Shark antibodies may have the teeth to stop COVID-19
To combat viruses, one of humankind's oldest threats, researchers are studying predators with the oldest adaptive immune system in the animal kingdom: sharks.
Fossil evidence suggest sharks first existed 420 million years ago, predating humanity, Mount Everest and even trees. Over the course of time, sharks and other fish with cartilage skeletons developed what is now believed to be the oldest adaptive immune system in the animal kingdom.
According to a recent study published in Nature Communications, these ancient predators and their prehistoric immune systems may also be key to developing effective COVID-19 treatments.

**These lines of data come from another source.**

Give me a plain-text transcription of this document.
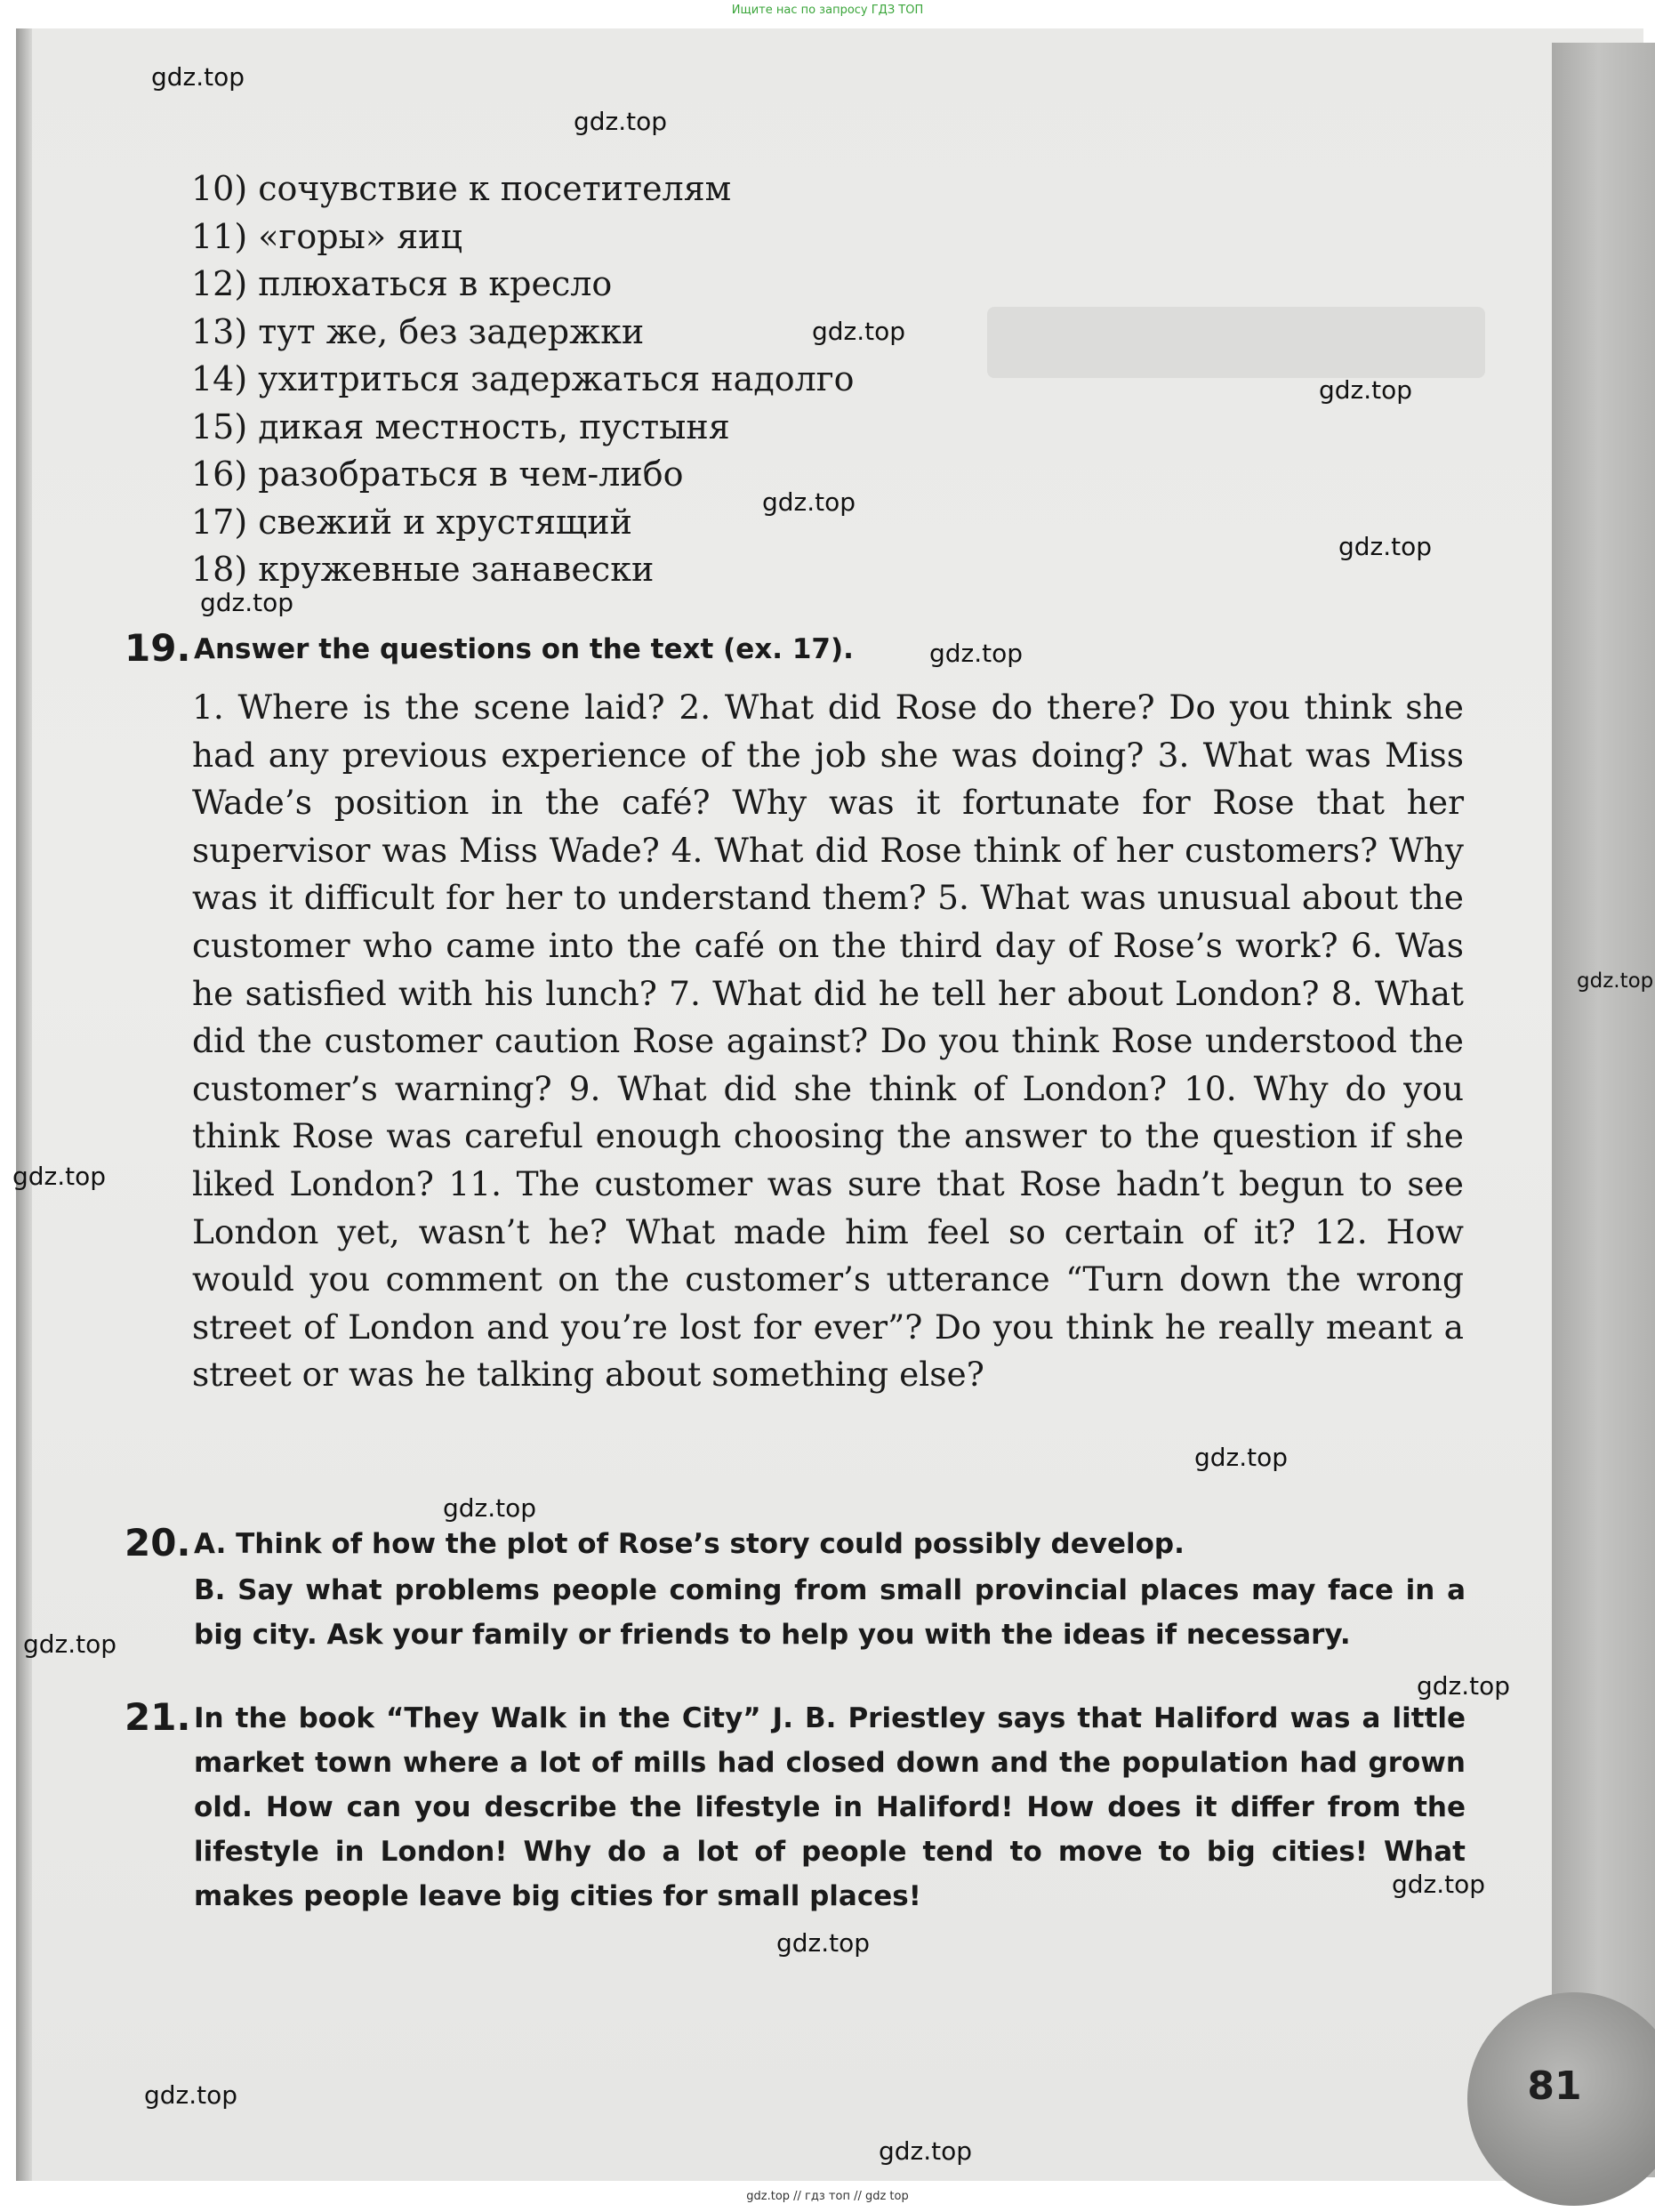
Ищите нас по запросу ГДЗ ТОП
10) сочувствие к посетителям
11) «горы» яиц
12) плюхаться в кресло
13) тут же, без задержки
14) ухитриться задержаться надолго
15) дикая местность, пустыня
16) разобраться в чем-либо
17) свежий и хрустящий
18) кружевные занавески
19. Answer the questions on the text (ex. 17).
1. Where is the scene laid? 2. What did Rose do there? Do you think she had any previous experience of the job she was doing? 3. What was Miss Wade’s position in the café? Why was it fortunate for Rose that her supervisor was Miss Wade? 4. What did Rose think of her customers? Why was it difficult for her to understand them? 5. What was unusual about the customer who came into the café on the third day of Rose’s work? 6. Was he satisfied with his lunch? 7. What did he tell her about London? 8. What did the customer caution Rose against? Do you think Rose understood the customer’s warning? 9. What did she think of London? 10. Why do you think Rose was careful enough choosing the answer to the question if she liked London? 11. The customer was sure that Rose hadn’t begun to see London yet, wasn’t he? What made him feel so certain of it? 12. How would you comment on the customer’s utterance “Turn down the wrong street of London and you’re lost for ever”? Do you think he really meant a street or was he talking about something else?
20. A. Think of how the plot of Rose’s story could possibly develop.
B. Say what problems people coming from small provincial places may face in a big city. Ask your family or friends to help you with the ideas if necessary.
21. In the book “They Walk in the City” J. B. Priestley says that Haliford was a little market town where a lot of mills had closed down and the population had grown old. How can you describe the lifestyle in Haliford! How does it differ from the lifestyle in London! Why do a lot of people tend to move to big cities! What makes people leave big cities for small places!
81
gdz.top
gdz.top
gdz.top
gdz.top
gdz.top
gdz.top
gdz.top
gdz.top
gdz.top
gdz.top
gdz.top
gdz.top
gdz.top
gdz.top
gdz.top
gdz.top
gdz.top
gdz.top
gdz.top // гдз топ // gdz top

Professors Aaron LeBeau of the University of Wisconsin and Hideki Aihara of the University of Minnesota used the Advanced Photon Source (APS), a U.S. Department of Energy (DOE) Office of Science user facility at DOE's Argonne National Laboratory, to look at nurse shark antibodies. With exquisite resolution, the APS's extremely bright X-ray beams showed that variable new antigen receptors (VNARs), the smallest unit of a shark antibody, can stop SARS-CoV-2, the virus that causes COVID-19 and its variants.
An antibody, whether human or shark, binds to a virus protein when a region of molecules called amino acids from the antibody encounters a similar region on the virus protein. In humans, these amino acid regions tend to only bind one flat surface to another, just as a sticker would adhere to a bowling ball. In sharks, the VNARs' amino acids bind not only to flat parts of a target protein, but also bind snugly inside deeper grooves. This means that instead of sticking only to the surface of the bowling ball, shark VNARs could bind tightly and flexibly into the ball's finger holes as well. This heightened molecular dexterity means shark VNARs can access pockets in the SARS-CoV-2 spike protein that existing human antibodies cannot.
In their study, the researchers put three shark VNARs to the test against SARS-CoV-2. They used the Northeastern Collaborative Access Team (NE-CAT) beamlines 24-ID-C and 24-ID-E at the APS to observe crystalline structures of the samples.
"Structurally, it was surprising that the two VNARs had such different modes of recognition of the virus spike protein," said Cornell University's Surajit Banerjee, a staff scientist at NE-CAT and an author on the paper. "The shark antibodies neutralized the proteins in ways we weren't expecting."
Functionally, however, the shark VNARs proved highly stable, as effective as or better than current treatments for COVID-19, and resilient to the changing structures of variants. This may help in the development of new treatments for SARS-CoV-2 variants, such as delta and omicron.
The VNARs also showed promise as therapeutics for other known beta coronaviruses and future emergent diseases. They appear able to identify and bind to regions of amino acids that are the same among different coronaviruses.
The small size of the VNARs, their resilience and their cost-effective availability are all reasons why the researchers believe there is more to learn from the study of shark adaptive immune systems. It may even be possible to formulate VNAR "cocktails" to treat SARS-CoV-2 infection in individuals who are already infected or who are at immediate high risk of infection. Such a therapy would not replace vaccination, but it would be a useful tool for critically ill patients.
"The crystallography studies at APS allowed us to make reliable conclusions about the nature of the VNAR-spike interactions," said LeBeau. "That will pave the way for the next phases in development of VNAR therapy for COVID-19."